Web User De-Identification in Personalization

Jiaqian Zheng, Jing Yao and Junyu Niu

Department of Computer Science and Engineering
Fudan University
220 Handan Road, Shanghai 200433, China

{jqzheng, 062021115, jyniu}@fudan.edu.cn

ABSTRACT

It is a kind of privacy infraction in personalized web service if the user profile submitted to one web site transferred to another site without user permission. That can cause the second web site easily re-identify to whom these personal data belong, no matter whether the transfer is under control or by hacking.

This paper presents a portable solution for users to bind their sensitive web data under the appointed domain. Such data, including query logs, user accounts, click stream etc, could be used to identify the sensitive information of the particular user. By our domain stretching de-identification method, if personal data leak from domain A to B, the web user could still not be identified even though he logins to sites under domain B using the same name and password. In the experiment implemented by javascript, we show the flexibility and efficiency of our de-identification approach.

Categories and Subject Descriptors

H.3.m [Information Storage and Retrieval]: Miscellaneous

General Terms: Algorithms, Security

Keywords: de-identification, domain, user profile

1. INTRODUCTION

Network security consists of two aspects generally. (a) How to choose safe methods and routes to deliver the data. The safety means the data should keep confidentiality, integrity and efficiency in the transmission. There have been lots of well-rounded encryption theories and algorithms to ensure the security in routes. (b) How to store and use the data properly at receiving ends. Data receiver usually stores the data in database and set the administrative permission carefully. Once data submitted to web sites, users are no longer able to control them from disclosure. So we have to rely on second parties to protect the data properly.

Sometimes we may not feel fully comfortable if our sensitive personal information stored in someone else's disks. In the scenarios such as personalized web search and new auto-recommendation system which require users to submit their profiles to supply better web services, we prefer these web sites processing personalized stage on the client side instead of doing so on the server side.

For example, as a promising way to improve search quality, personalized web search essentially plays the role to select the set of results that match each individual¡¯s unique information retrieval goal. The crucial stage of personalized web search is to re-ranking general query results by data representing current user bias or preference, such as user profiles, click stream and navigation histories. Since these data can mostly contain personal privacy, the ideal solution is to handle this stage locally.

However, re-ranking on the client side is bandwidth intensive because web corpus is on the server side, and it requires a large number of search results transmitted to the client before re-ranking. For this reason, most of personalized search services online like Google Personalized Search and Yahoo! My Web adopt the approach to re-ranking on the server side alternatively, by sending personal profiles and queries together to the search engine. The factor is that large percents of search engines prefer caching these profiles in persistence to save data transfer cost on network, which exposes latent privacy issues.

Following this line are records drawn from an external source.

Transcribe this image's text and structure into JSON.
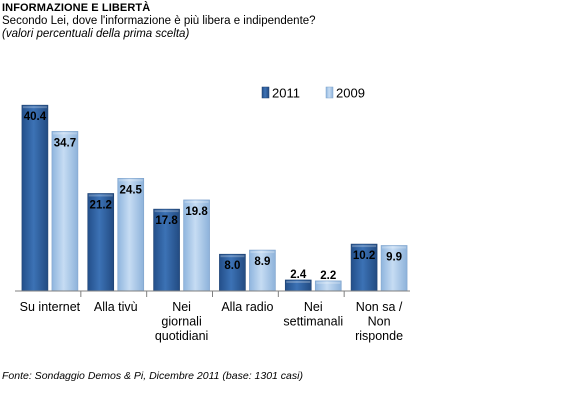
{
  "header": {
    "title": "INFORMAZIONE E LIBERTÀ",
    "subtitle": "Secondo Lei, dove l'informazione è più libera e indipendente?",
    "note": "(valori percentuali della prima scelta)"
  },
  "footer": {
    "source": "Fonte: Sondaggio Demos & Pi, Dicembre 2011 (base: 1301 casi)"
  },
  "chart_data": {
    "type": "bar",
    "categories": [
      [
        "Su internet"
      ],
      [
        "Alla tivù"
      ],
      [
        "Nei",
        "giornali",
        "quotidiani"
      ],
      [
        "Alla radio"
      ],
      [
        "Nei",
        "settimanali"
      ],
      [
        "Non sa /",
        "Non",
        "risponde"
      ]
    ],
    "series": [
      {
        "name": "2011",
        "values": [
          40.4,
          21.2,
          17.8,
          8.0,
          2.4,
          10.2
        ],
        "color": "#2f5f9e",
        "value_labels": [
          "40.4",
          "21.2",
          "17.8",
          "8.0",
          "2.4",
          "10.2"
        ]
      },
      {
        "name": "2009",
        "values": [
          34.7,
          24.5,
          19.8,
          8.9,
          2.2,
          9.9
        ],
        "color": "#a9c9ea",
        "value_labels": [
          "34.7",
          "24.5",
          "19.8",
          "8.9",
          "2.2",
          "9.9"
        ]
      }
    ],
    "ylim": [
      0,
      45
    ],
    "grid": false,
    "legend_position": "top-right",
    "xlabel": "",
    "ylabel": ""
  }
}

The privacy issues do not occur only in web search. It is the common risk behind all types of personalized web services such as news subscription systems, online shopping recommendations. People have to give up some privacy to gain economic benefits from personalization. Once users expose their personal data to one site, they will be out of control how the web site caches and delivers their profiles.

2. METHODOLOGY

In practice, however, privacy is not absolute. Personalization can be the good example itself where people give up some privacy to gain better services. It is unreasonable to ensure full security in aspect (b). Otherwise, user profiles transmitted to web site would be helpless to build personalization. The significant work targets at bridging the conflict needs of personalization and privacy protection.

Related work proposed by Yabo et al., presents the method that users can control the degree of the personalized service by choosing how detailedly their personal data are exposed[1]. For the purpose of selectively exposing users' interests to the personalized service, the user profile is built within term-based hierarchical structure by applying term frequency clustering algorithms. Users can protect themselves by avoiding exposing too many details about their interests and web histories.

2.1 De-Identification Approach

Our work changes the view from user level to domain level, to answer how to restrictively expose users' identification under the certain domain. To bridge the conflict between personalization and privacy security, our approach grants users the ability of binding their personal identifiable data on the web sites under the specific domain. In other words, users are likely to feel comfortable if they can be only recognized in web sites permitted by themselves. If personal data happened to leak, users would tolerate that other sites were able to get the contents of their preferences but unable to re-identify the owners of these data.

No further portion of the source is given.